BOOK SEVEN: 1810 - 11
8. CHAPTER VIII
(continued)
"Maybe I do love a poor girl," said Nicholas to himself. "Am I to
sacrifice my feelings and my honor for money? I wonder how Mamma could
speak so to me. Because Sonya is poor I must not love her," he
thought, "must not respond to her faithful, devoted love? Yet I should
certainly be happier with her than with some doll-like Julie. I can
always sacrifice my feelings for my family's welfare," he said to
himself, "but I can't coerce my feelings. If I love Sonya, that
feeling is for me stronger and higher than all else."

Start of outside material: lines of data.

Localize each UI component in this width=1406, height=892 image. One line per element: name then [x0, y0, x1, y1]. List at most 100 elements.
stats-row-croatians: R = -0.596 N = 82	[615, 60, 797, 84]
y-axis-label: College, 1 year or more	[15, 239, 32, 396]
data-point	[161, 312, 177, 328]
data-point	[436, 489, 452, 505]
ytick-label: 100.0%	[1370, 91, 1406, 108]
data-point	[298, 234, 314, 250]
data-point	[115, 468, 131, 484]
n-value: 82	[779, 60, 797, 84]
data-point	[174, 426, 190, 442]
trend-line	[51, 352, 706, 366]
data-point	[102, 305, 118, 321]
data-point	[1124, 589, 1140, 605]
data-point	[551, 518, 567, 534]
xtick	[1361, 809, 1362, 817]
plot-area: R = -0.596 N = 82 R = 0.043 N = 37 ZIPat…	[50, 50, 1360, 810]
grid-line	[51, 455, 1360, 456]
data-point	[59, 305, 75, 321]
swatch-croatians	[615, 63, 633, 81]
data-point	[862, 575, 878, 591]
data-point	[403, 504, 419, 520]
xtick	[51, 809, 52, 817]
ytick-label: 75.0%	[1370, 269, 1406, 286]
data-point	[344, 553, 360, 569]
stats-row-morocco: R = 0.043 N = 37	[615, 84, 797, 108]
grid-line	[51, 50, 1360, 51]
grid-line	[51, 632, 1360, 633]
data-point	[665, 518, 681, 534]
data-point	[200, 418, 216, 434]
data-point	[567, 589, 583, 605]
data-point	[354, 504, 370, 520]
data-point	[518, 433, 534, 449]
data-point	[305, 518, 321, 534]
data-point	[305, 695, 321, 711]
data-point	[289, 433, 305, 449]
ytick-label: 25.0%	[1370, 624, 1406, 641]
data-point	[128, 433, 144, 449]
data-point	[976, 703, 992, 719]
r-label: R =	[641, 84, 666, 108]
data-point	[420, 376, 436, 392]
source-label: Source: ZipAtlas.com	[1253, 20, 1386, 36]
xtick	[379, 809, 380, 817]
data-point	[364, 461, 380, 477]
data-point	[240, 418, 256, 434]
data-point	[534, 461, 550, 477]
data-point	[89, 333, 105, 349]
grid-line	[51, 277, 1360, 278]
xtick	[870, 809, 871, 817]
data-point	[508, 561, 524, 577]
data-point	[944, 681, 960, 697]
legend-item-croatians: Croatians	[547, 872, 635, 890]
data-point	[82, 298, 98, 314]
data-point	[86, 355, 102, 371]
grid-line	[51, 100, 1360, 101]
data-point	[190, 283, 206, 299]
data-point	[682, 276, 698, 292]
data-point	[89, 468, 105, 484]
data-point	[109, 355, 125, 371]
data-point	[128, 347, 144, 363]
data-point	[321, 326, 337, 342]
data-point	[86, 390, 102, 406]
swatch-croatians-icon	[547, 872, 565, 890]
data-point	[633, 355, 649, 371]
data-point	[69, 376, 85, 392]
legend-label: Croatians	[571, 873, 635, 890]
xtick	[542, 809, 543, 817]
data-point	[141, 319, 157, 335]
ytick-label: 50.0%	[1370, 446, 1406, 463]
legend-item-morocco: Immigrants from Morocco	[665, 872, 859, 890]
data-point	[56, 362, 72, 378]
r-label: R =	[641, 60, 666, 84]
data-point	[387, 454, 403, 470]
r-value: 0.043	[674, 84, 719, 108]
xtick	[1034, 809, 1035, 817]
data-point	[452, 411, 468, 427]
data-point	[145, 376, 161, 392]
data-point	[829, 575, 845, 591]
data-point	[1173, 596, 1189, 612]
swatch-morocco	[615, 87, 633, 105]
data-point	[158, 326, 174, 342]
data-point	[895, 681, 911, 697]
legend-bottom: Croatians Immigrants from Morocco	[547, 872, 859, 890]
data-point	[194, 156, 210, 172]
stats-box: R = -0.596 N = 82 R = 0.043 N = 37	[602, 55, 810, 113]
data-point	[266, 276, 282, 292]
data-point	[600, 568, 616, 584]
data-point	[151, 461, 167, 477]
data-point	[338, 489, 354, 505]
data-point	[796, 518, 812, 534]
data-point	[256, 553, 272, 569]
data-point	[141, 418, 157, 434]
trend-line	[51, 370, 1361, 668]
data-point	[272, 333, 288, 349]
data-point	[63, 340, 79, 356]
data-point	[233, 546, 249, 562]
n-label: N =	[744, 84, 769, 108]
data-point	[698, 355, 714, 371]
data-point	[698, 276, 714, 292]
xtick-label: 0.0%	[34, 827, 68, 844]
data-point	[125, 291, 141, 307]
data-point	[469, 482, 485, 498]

Nicholas did not go to Moscow, and the countess did not renew the
conversation with him about marriage. She saw with sorrow, and
sometimes with exasperation, symptoms of a growing attachment
between her son and the portionless Sonya. Though she blamed herself
for it, she could not refrain from grumbling at and worrying Sonya,
often pulling her up without reason, addressing her stiffly as "my
dear," and using the formal "you" instead of the intimate "thou" in
speaking to her. The kindhearted countess was the more vexed with
Sonya because that poor, dark-eyed niece of hers was so meek, so kind,
so devotedly grateful to her benefactors, and so faithfully,
unchangingly, and unselfishly in love with Nicholas, that there were
no grounds for finding fault with her.
Nicholas was spending the last of his leave at home. A fourth letter
had come from Prince Andrew, from Rome, in which he wrote that he
would have been on his way back to Russia long ago had not his wound
unexpectedly reopened in the warm climate, which obliged him to
defer his return till the beginning of the new year. Natasha was still
as much in love with her betrothed, found the same comfort in that
love, and was still as ready to throw herself into all the pleasures
of life as before; but at the end of the fourth month of their
separation she began to have fits of depression which she could not
master. She felt sorry for herself: sorry that she was being wasted
all this time and of no use to anyone- while she felt herself so
capable of loving and being loved.
Things were not cheerful in the Rostovs' home.